Memerty first saw combat in Prussia's Second Schleswig War against Denmark. He took part in the Battle of Dybbøl and in the Battle of Als.

Just before the outbreak of the Austro-Prussian War in 1866, Memerty was named Colonel and Commander of the 4. East Prussian Grenadiers Regiment Nr. 5. He led that regiment on June 27 during the Battle of Trautenau.

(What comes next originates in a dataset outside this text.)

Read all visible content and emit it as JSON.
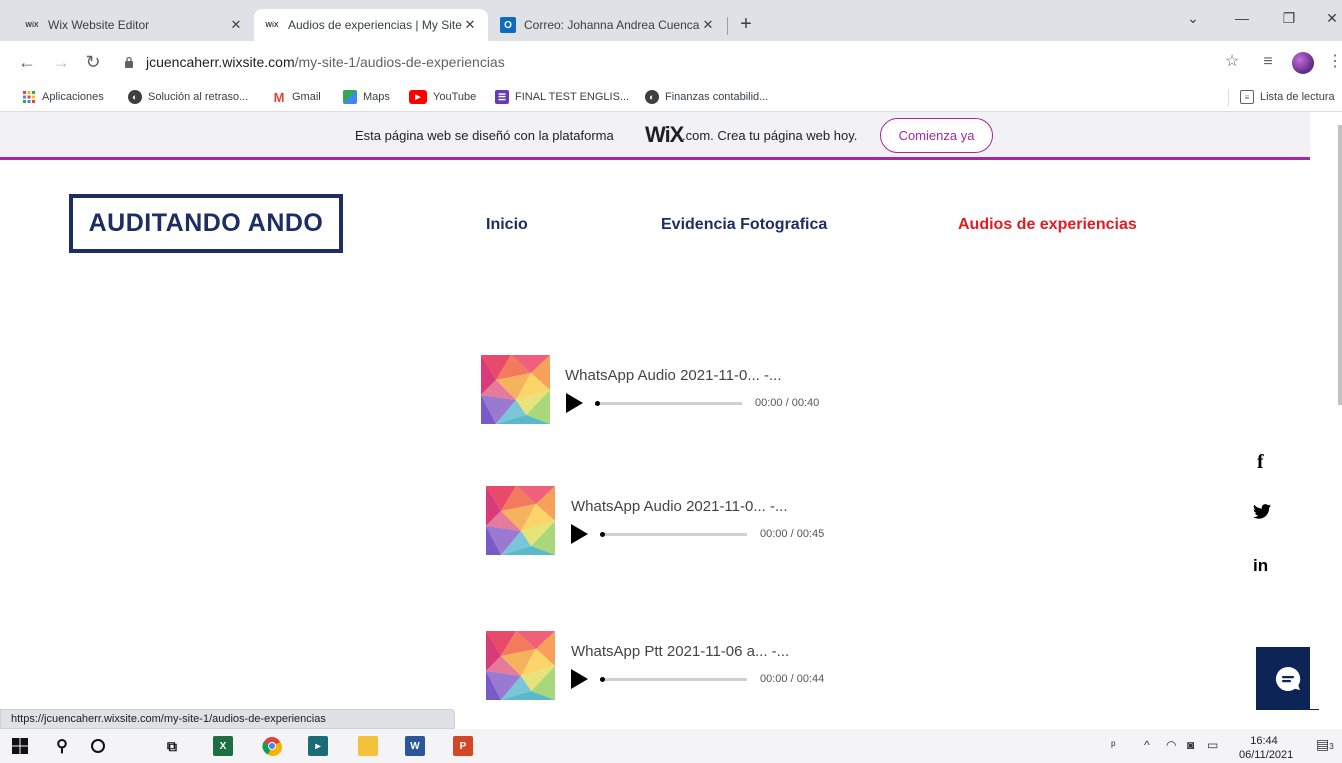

At the beginning of the Franco-Prussian War, he was promoted to General Major and placed in command of Rgts. 4 and 44, which together comprised the 3. Infantry Brigade, which was in turn part of the First Army under General Karl Friedrich von Steinmetz. He saw combat in that war with the Battle of Borny–Colombey on 14 August, then from 31 August to 1 September at the Battle of Noiseville. He participated in the Siege of Metz, though he was forced to take leave due to illness. He last saw combat during the Battle of Pertry-Poeuilly on 17 January 1871, during which he was seriously wounded.

Memerty was awarded the Iron Cross First Class and the Pour le Merite for his achievements. On 2 November 1871 he was named Commander of Danzig, and, following his promotion to Lt. General, on 14 August 1875, was granted his pension.

Memerty died on 24 January 1896 in Wiesbaden.

== Sources ==

- v. Loebell, Jahresbericht ueber die Veraenderungen und Fortschritte im Militaerwesen. XXIII. Jahregang 1896, Berlin.
- B. v. Poten. "Albert von Memerty." Allgemeine Deutsche Biographie.
- Priesdorff, Kurt v. Soldatisches Fuehertum. Hamburg: Haseatisches Verlagsandstalt, 1933. Vol. 8, pp. 267–269.